For the present study, we defined two different HbA1c targets: ≤7.0 % and ≤7.5 % (≤53 and ≤58 mmol/mol); for both CVD strata and both regions [15]. BP at target was defined as <140/<80 and <130/<80 mmHg for European and US participants, respectively. LDL-cholesterol at target was defined as <100 mg/dL (<2.6 mmol/L) for European participants and <100 mg/dL (<2.6 mmol/L) (no prior CVD group) or <70 mg/dL (<1.8 mmol/L) (prior CVD group) for US participants.

Statistical analyses

All analyses were performed using SAS software (version 9.3).
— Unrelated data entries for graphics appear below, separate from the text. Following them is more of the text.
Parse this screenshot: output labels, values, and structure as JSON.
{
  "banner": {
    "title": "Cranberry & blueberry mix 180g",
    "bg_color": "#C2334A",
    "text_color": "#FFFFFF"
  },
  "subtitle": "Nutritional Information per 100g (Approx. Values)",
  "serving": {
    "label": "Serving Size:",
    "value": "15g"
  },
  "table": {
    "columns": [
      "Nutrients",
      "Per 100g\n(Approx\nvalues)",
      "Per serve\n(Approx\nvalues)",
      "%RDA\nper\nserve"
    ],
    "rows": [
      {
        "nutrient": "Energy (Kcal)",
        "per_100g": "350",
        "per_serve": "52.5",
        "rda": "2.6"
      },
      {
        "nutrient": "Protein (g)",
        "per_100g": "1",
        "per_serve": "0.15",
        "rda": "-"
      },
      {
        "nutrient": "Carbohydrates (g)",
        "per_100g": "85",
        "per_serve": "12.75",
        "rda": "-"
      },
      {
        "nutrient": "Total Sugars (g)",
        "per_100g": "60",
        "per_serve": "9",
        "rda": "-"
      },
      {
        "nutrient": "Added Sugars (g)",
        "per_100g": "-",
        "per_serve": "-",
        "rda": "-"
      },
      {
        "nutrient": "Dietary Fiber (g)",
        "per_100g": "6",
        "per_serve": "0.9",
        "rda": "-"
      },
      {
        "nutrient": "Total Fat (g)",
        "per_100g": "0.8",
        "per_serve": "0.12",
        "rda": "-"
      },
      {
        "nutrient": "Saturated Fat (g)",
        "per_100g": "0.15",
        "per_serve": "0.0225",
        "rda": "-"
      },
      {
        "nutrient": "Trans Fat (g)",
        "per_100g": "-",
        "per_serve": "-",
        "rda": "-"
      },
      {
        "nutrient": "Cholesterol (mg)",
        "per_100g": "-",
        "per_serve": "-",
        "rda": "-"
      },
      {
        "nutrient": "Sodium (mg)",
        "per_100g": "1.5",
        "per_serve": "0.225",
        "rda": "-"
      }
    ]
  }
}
Continuous variables were reported as means with standard deviations, categorical variables as numbers and percentages. Because a patient’s history of CVD is likely to be related to the cardiovascular outcome of the LEADER trial, the analysis of differences between regions (US vs. Europe) was stratified by prior and no prior CVD. We used t-tests for continuous variables or Chi square test for class variables. Logistic regression analyses were then used to determine whether region (Europe/US) was an independent determinant of achieving target for HbA1c, BP, and LDL-cholesterol, respectively. These analyses were adjusted for several well-known possible confounding variables: age, sex, diabetes duration, race, pre-trial diabetes treatment, body mass index (BMI) category, and renal function (creatinine, ACR, and eGFR); these variables were included based on subject matter considerations and availability of data. See Tables 2, 3, 4 for details. P values ≤0.01 were considered statistically significant.

Results

Baseline differences between Europe and US patients: whole cohort

Irrespective of CVD history, US and European participants differed on several important CVD risk factors and other diabetes complications (Table 1). US participants were more often of non-White origin, had longer T2D duration, had higher body weight, and were more often in the highest BMI categories compared with European participants. Furthermore, US participants had a 0.5 % higher HbA1c and a different distribution of blood glucose-lowering treatments than European participants. Significantly fewer US participants were at HbA1c target ≤7.5 % (≤58 mmol/mol). However, US participants had substantially lower SBP and DBP, and marginally lower LDL-cholesterol level than European participants. Significantly more European than US participants were diagnosed with left ventricular dysfunction.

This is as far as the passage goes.